Workshops typically run for a few hours, but they can be longer, and they focus on only one topic. Cost-wise, they can be expense or relatively cheap, depending on who’s running it. They’re usually reasonably priced though, and you can often find inexpensive workshop being hosted by your local library. They might even be free, so you might want to consider taking one. If it’s run by an author you’d like to meet, or maybe an agent or publisher, it could be worthwhile to register. It’s a good opportunity to network and start building your contact list, as well as meet other local writers.
Conferences, on the other hand, can be quite costly. Expect them to last anywhere from one full day to up to a week. The speakers will be well known in their field and there will be lots to pick from. Each speaker usually has about an hour and there will be two or three sessions running concurrently, with short breaks after each hour. Before registering, read over all the session information thoroughly, as you’ll have to pick the ones you want to attend. Make certain they are of interest or you’ll just be wasting your time and money. Some conferences are general in nature, meaning you can expect speakers from an assortment of genres. Others are genre-specific. If you only write romance, you might want to think twice about attending a conference for mystery writers.
In addition to the cost of the conference, you need to be aware of where it is being held. Is it local or out of town? It may be out of the country. You’ll have to factor in the costs of transportation and maybe a hotel. And don’t forget the books you’ll probably end up buying. If the speakers are published authors, you can expect them to have a book signing table.

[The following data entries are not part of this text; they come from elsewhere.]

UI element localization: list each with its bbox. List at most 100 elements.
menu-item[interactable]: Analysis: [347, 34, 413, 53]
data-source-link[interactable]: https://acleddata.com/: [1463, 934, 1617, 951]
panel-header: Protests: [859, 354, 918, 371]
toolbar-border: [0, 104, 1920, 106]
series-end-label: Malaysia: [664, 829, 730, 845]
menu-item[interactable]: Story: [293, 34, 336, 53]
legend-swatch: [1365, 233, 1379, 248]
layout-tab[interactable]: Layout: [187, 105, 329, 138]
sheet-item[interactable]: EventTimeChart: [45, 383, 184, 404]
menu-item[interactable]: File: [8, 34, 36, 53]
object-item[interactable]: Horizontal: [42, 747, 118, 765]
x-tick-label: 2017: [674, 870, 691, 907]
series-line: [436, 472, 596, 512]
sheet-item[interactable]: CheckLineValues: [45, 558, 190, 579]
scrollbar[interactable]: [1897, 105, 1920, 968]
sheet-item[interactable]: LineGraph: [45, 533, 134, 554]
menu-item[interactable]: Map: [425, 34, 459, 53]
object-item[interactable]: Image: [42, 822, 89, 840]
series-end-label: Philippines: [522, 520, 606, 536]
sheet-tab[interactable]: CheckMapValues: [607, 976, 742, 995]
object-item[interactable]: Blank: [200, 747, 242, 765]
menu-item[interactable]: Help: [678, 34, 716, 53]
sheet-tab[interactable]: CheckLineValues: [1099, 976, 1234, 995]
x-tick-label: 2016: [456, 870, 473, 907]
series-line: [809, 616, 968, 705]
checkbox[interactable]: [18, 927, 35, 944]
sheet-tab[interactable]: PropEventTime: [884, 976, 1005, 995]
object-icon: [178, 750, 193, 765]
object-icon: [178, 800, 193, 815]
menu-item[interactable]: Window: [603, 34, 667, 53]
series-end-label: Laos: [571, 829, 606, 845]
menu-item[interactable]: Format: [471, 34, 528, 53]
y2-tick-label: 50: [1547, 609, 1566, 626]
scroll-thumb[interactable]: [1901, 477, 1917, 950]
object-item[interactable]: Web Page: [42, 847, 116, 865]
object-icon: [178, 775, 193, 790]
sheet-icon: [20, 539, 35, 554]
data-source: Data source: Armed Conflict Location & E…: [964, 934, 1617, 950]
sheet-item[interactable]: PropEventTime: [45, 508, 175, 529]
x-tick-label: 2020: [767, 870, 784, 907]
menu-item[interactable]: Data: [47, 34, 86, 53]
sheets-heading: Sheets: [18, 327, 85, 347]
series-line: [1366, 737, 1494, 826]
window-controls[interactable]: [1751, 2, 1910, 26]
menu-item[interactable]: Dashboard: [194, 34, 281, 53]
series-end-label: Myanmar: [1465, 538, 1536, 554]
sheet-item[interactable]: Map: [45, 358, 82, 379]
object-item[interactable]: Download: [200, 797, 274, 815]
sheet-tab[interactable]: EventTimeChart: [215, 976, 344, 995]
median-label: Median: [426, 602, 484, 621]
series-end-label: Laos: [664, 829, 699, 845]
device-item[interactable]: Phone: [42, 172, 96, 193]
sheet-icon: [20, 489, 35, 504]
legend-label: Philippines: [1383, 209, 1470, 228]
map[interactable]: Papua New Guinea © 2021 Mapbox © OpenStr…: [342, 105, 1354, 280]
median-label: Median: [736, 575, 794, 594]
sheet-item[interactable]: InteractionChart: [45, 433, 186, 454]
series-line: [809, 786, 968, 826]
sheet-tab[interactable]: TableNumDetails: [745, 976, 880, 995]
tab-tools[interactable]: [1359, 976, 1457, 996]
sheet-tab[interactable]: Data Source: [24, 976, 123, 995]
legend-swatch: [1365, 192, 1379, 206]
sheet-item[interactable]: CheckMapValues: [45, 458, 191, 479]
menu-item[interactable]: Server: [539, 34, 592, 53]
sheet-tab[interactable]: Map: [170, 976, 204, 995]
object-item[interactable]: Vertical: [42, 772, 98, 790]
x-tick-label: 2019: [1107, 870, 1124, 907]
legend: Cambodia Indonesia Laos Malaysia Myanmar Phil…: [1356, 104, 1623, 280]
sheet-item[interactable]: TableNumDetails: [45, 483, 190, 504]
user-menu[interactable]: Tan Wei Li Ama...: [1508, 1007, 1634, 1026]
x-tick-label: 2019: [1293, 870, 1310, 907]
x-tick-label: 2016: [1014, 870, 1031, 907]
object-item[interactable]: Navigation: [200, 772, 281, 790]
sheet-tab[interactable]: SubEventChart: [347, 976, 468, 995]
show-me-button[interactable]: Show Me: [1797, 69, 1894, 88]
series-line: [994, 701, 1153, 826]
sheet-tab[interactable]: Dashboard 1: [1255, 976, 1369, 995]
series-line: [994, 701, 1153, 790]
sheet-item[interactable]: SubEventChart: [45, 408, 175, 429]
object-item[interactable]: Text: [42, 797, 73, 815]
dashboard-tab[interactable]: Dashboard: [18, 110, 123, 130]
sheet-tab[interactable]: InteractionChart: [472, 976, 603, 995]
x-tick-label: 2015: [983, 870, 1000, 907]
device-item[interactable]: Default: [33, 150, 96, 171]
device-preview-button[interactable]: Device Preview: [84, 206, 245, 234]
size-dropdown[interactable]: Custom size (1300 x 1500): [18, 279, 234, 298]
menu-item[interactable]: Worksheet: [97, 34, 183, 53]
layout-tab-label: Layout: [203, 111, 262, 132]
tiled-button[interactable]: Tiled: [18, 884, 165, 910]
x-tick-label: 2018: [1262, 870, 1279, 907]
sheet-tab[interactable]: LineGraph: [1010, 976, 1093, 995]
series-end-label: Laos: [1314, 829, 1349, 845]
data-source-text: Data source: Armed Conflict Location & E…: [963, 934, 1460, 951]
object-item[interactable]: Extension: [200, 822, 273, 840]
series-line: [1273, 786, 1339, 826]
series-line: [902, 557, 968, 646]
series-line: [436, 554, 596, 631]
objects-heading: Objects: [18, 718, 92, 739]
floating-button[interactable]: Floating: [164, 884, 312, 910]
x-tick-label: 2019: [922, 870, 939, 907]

Besides authors, frequently some of the speakers will be agents or publishers. A lot of conferences are now including blue pencil and pitch sessions. They are about 10 to 15 minutes long, and if you have a novel almost ready to go, they’re something to consider signing up for. A blue pencil session is where you provide about five to ten pages of your novel and sit one-on-one with an author or other writing professional. They go over your manuscript and let you know what works and what needs to be re-worked. A pitch session is about the same length of time, but with an agent, and you give them your best pitch to sell your book. You need to memorize what you say—no reading off a piece of paper. You have to demonstrate you know exactly what your novel is about and the best way to present it. It’s more a practice session, but if you’re lucky, the agent is in your genre and is interested in your story.
Both workshops and conferences can be beneficial for both new and experienced writers. Like everything else, it’s up to you to decide which one best suits your needs and budget. Search the internet and check the ads in writing magazines. Do your homework, meet fellow writers, rub elbows with some pros and have fun!